Now, schools prepare students for the workplace and give little consideration to important aspects of life including the acquisition, preparation, preservation and consumption of food.
Public education officials assume our parents have taught us how to shop for groceries, plan a menu, or create meals that are nutritious and affordable. This knowledge is assumed to be generational, culturally-specific knowledge.
But what happens when students who grow up in food deserts, in poverty, or with parents who are unable to provide quality food, enter adulthood? What about students who grow up in foster care?
Until public schools acknowledge the need to educate students as human beings and not just as potential future employees, students will continue to struggle to feed themselves adequately even after they graduate and find jobs.
Even in public schools and colleges, the role of fulfilling students’ nutritional needs has fallen upon the people who have been tasked with passing on culinary skills since the dawn of humanity: mothers and grandmothers.
Crystal Calhoun, a San Jose activist, mother, and grandmother received a grant from SJSU’s office of diversity in November to teach a virtual class on healthy cooking using greens and vegetables from her garden as part of the office’s “Transforming Communities” event. This was done in a concerted effort to combat the lack of nutritional education that affects many students, particularly students of color, even in college.
How are students going to succeed in school without fueling their bodies with proper nutrition?
I grew up with food insecurity and a parent who cooked whatever we could afford on food stamps, which usually meant boxed, frozen, or canned ingredients. I didn’t get to eat raspberries until I was 10 and picked them off of a bush in my aunt’s swampy Minnesota backyard. I didn’t eat real butter until I was 17 and had my first nannying job. I gained a much-needed ten pounds in that first year of working, and spent my money buying strawberries from corner fruit vendors.
My current boss taught me most of what I know about food. She taught me how to make brussels sprouts, swiss chard, and green beans in ways I’d never thought of before because I grew up only with canned, boiled beans and frozen peas. She taught me how to turn one whole chicken into three different meals that can feed a family of six for over a week. She taught me how to buy food on a budget that is nutritious, easy to cook, and easy to store for quick, college friendly meals on the go.

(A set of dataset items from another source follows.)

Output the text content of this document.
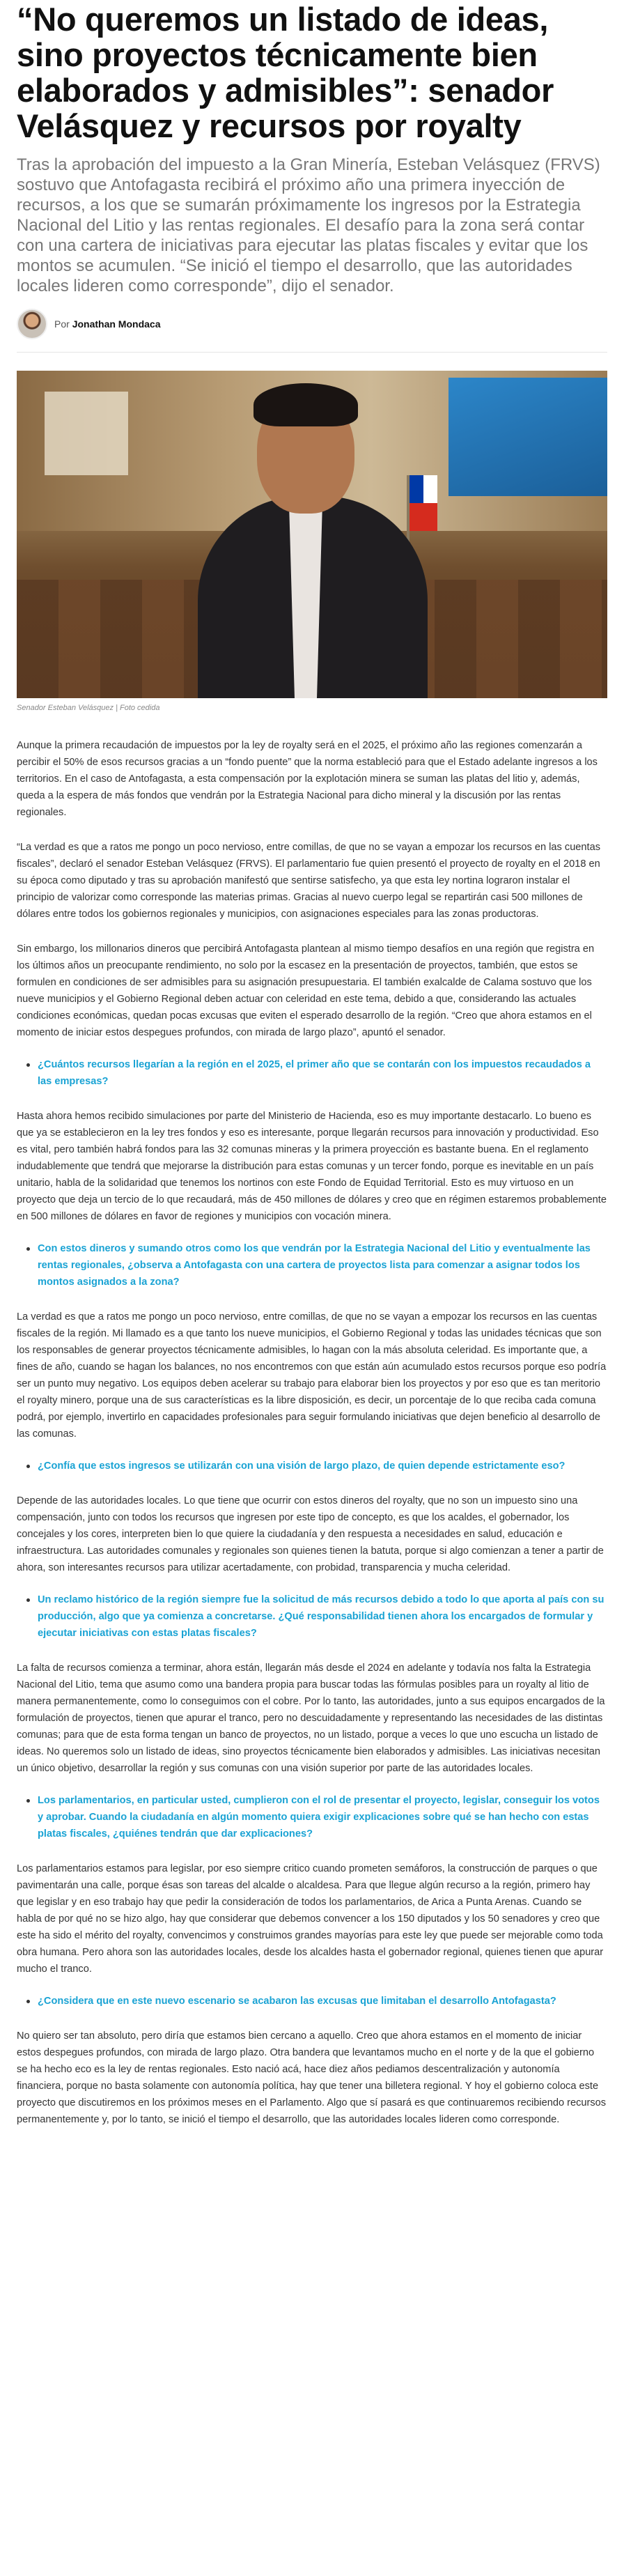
“No queremos un listado de ideas, sino proyectos técnicamente bien elaborados y admisibles”: senador Velásquez y recursos por royalty

Tras la aprobación del impuesto a la Gran Minería, Esteban Velásquez (FRVS) sostuvo que Antofagasta recibirá el próximo año una primera inyección de recursos, a los que se sumarán próximamente los ingresos por la Estrategia Nacional del Litio y las rentas regionales. El desafío para la zona será contar con una cartera de iniciativas para ejecutar las platas fiscales y evitar que los montos se acumulen. “Se inició el tiempo el desarrollo, que las autoridades locales lideren como corresponde”, dijo el senador.

Por Jonathan Mondaca
Senador Esteban Velásquez | Foto cedida

Aunque la primera recaudación de impuestos por la ley de royalty será en el 2025, el próximo año las regiones comenzarán a percibir el 50% de esos recursos gracias a un “fondo puente” que la norma estableció para que el Estado adelante ingresos a los territorios. En el caso de Antofagasta, a esta compensación por la explotación minera se suman las platas del litio y, además, queda a la espera de más fondos que vendrán por la Estrategia Nacional para dicho mineral y la discusión por las rentas regionales.

“La verdad es que a ratos me pongo un poco nervioso, entre comillas, de que no se vayan a empozar los recursos en las cuentas fiscales”, declaró el senador Esteban Velásquez (FRVS). El parlamentario fue quien presentó el proyecto de royalty en el 2018 en su época como diputado y tras su aprobación manifestó que sentirse satisfecho, ya que esta ley nortina lograron instalar el principio de valorizar como corresponde las materias primas. Gracias al nuevo cuerpo legal se repartirán casi 500 millones de dólares entre todos los gobiernos regionales y municipios, con asignaciones especiales para las zonas productoras.

Sin embargo, los millonarios dineros que percibirá Antofagasta plantean al mismo tiempo desafíos en una región que registra en los últimos años un preocupante rendimiento, no solo por la escasez en la presentación de proyectos, también, que estos se formulen en condiciones de ser admisibles para su asignación presupuestaria. El también exalcalde de Calama sostuvo que los nueve municipios y el Gobierno Regional deben actuar con celeridad en este tema, debido a que, considerando las actuales condiciones económicas, quedan pocas excusas que eviten el esperado desarrollo de la región. “Creo que ahora estamos en el momento de iniciar estos despegues profundos, con mirada de largo plazo”, apuntó el senador.

¿Cuántos recursos llegarían a la región en el 2025, el primer año que se contarán con los impuestos recaudados a las empresas?

Hasta ahora hemos recibido simulaciones por parte del Ministerio de Hacienda, eso es muy importante destacarlo. Lo bueno es que ya se establecieron en la ley tres fondos y eso es interesante, porque llegarán recursos para innovación y productividad. Eso es vital, pero también habrá fondos para las 32 comunas mineras y la primera proyección es bastante buena. En el reglamento indudablemente que tendrá que mejorarse la distribución para estas comunas y un tercer fondo, porque es inevitable en un país unitario, habla de la solidaridad que tenemos los nortinos con este Fondo de Equidad Territorial. Esto es muy virtuoso en un proyecto que deja un tercio de lo que recaudará, más de 450 millones de dólares y creo que en régimen estaremos probablemente en 500 millones de dólares en favor de regiones y municipios con vocación minera.

Con estos dineros y sumando otros como los que vendrán por la Estrategia Nacional del Litio y eventualmente las rentas regionales, ¿observa a Antofagasta con una cartera de proyectos lista para comenzar a asignar todos los montos asignados a la zona?

La verdad es que a ratos me pongo un poco nervioso, entre comillas, de que no se vayan a empozar los recursos en las cuentas fiscales de la región. Mi llamado es a que tanto los nueve municipios, el Gobierno Regional y todas las unidades técnicas que son los responsables de generar proyectos técnicamente admisibles, lo hagan con la más absoluta celeridad. Es importante que, a fines de año, cuando se hagan los balances, no nos encontremos con que están aún acumulado estos recursos porque eso podría ser un punto muy negativo. Los equipos deben acelerar su trabajo para elaborar bien los proyectos y por eso que es tan meritorio el royalty minero, porque una de sus características es la libre disposición, es decir, un porcentaje de lo que reciba cada comuna podrá, por ejemplo, invertirlo en capacidades profesionales para seguir formulando iniciativas que dejen beneficio al desarrollo de las comunas.

¿Confía que estos ingresos se utilizarán con una visión de largo plazo, de quien depende estrictamente eso?

Depende de las autoridades locales. Lo que tiene que ocurrir con estos dineros del royalty, que no son un impuesto sino una compensación, junto con todos los recursos que ingresen por este tipo de concepto, es que los acaldes, el gobernador, los concejales y los cores, interpreten bien lo que quiere la ciudadanía y den respuesta a necesidades en salud, educación e infraestructura. Las autoridades comunales y regionales son quienes tienen la batuta, porque si algo comienzan a tener a partir de ahora, son interesantes recursos para utilizar acertadamente, con probidad, transparencia y mucha celeridad.

Un reclamo histórico de la región siempre fue la solicitud de más recursos debido a todo lo que aporta al país con su producción, algo que ya comienza a concretarse. ¿Qué responsabilidad tienen ahora los encargados de formular y ejecutar iniciativas con estas platas fiscales?

La falta de recursos comienza a terminar, ahora están, llegarán más desde el 2024 en adelante y todavía nos falta la Estrategia Nacional del Litio, tema que asumo como una bandera propia para buscar todas las fórmulas posibles para un royalty al litio de manera permanentemente, como lo conseguimos con el cobre. Por lo tanto, las autoridades, junto a sus equipos encargados de la formulación de proyectos, tienen que apurar el tranco, pero no descuidadamente y representando las necesidades de las distintas comunas; para que de esta forma tengan un banco de proyectos, no un listado, porque a veces lo que uno escucha un listado de ideas. No queremos solo un listado de ideas, sino proyectos técnicamente bien elaborados y admisibles. Las iniciativas necesitan un único objetivo, desarrollar la región y sus comunas con una visión superior por parte de las autoridades locales.

Los parlamentarios, en particular usted, cumplieron con el rol de presentar el proyecto, legislar, conseguir los votos y aprobar. Cuando la ciudadanía en algún momento quiera exigir explicaciones sobre qué se han hecho con estas platas fiscales, ¿quiénes tendrán que dar explicaciones?

Los parlamentarios estamos para legislar, por eso siempre critico cuando prometen semáforos, la construcción de parques o que pavimentarán una calle, porque ésas son tareas del alcalde o alcaldesa. Para que llegue algún recurso a la región, primero hay que legislar y en eso trabajo hay que pedir la consideración de todos los parlamentarios, de Arica a Punta Arenas. Cuando se habla de por qué no se hizo algo, hay que considerar que debemos convencer a los 150 diputados y los 50 senadores y creo que este ha sido el mérito del royalty, convencimos y construimos grandes mayorías para este ley que puede ser mejorable como toda obra humana. Pero ahora son las autoridades locales, desde los alcaldes hasta el gobernador regional, quienes tienen que apurar mucho el tranco.

¿Considera que en este nuevo escenario se acabaron las excusas que limitaban el desarrollo Antofagasta?

No quiero ser tan absoluto, pero diría que estamos bien cercano a aquello. Creo que ahora estamos en el momento de iniciar estos despegues profundos, con mirada de largo plazo. Otra bandera que levantamos mucho en el norte y de la que el gobierno se ha hecho eco es la ley de rentas regionales. Esto nació acá, hace diez años pediamos descentralización y autonomía financiera, porque no basta solamente con autonomía política, hay que tener una billetera regional. Y hoy el gobierno coloca este proyecto que discutiremos en los próximos meses en el Parlamento. Algo que sí pasará es que continuaremos recibiendo recursos permanentemente y, por lo tanto, se inició el tiempo el desarrollo, que las autoridades locales lideren como corresponde.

This knowledge, passed on to me by a woman who learned it from her mother and grandmother, is foundational to my success in school.
One of my favorite recipes I put together myself using tricks she taught me to alter an internet recipe, but the meal is something I’d never tried until my boss made it for me one rainy day. It’s a comfort-food staple in their home: a classic tomato soup and grilled cheese sandwich.
For the grilled cheese, take any two slices of bread and any cheese, and gently fry in a pan- just make sure you use real butter.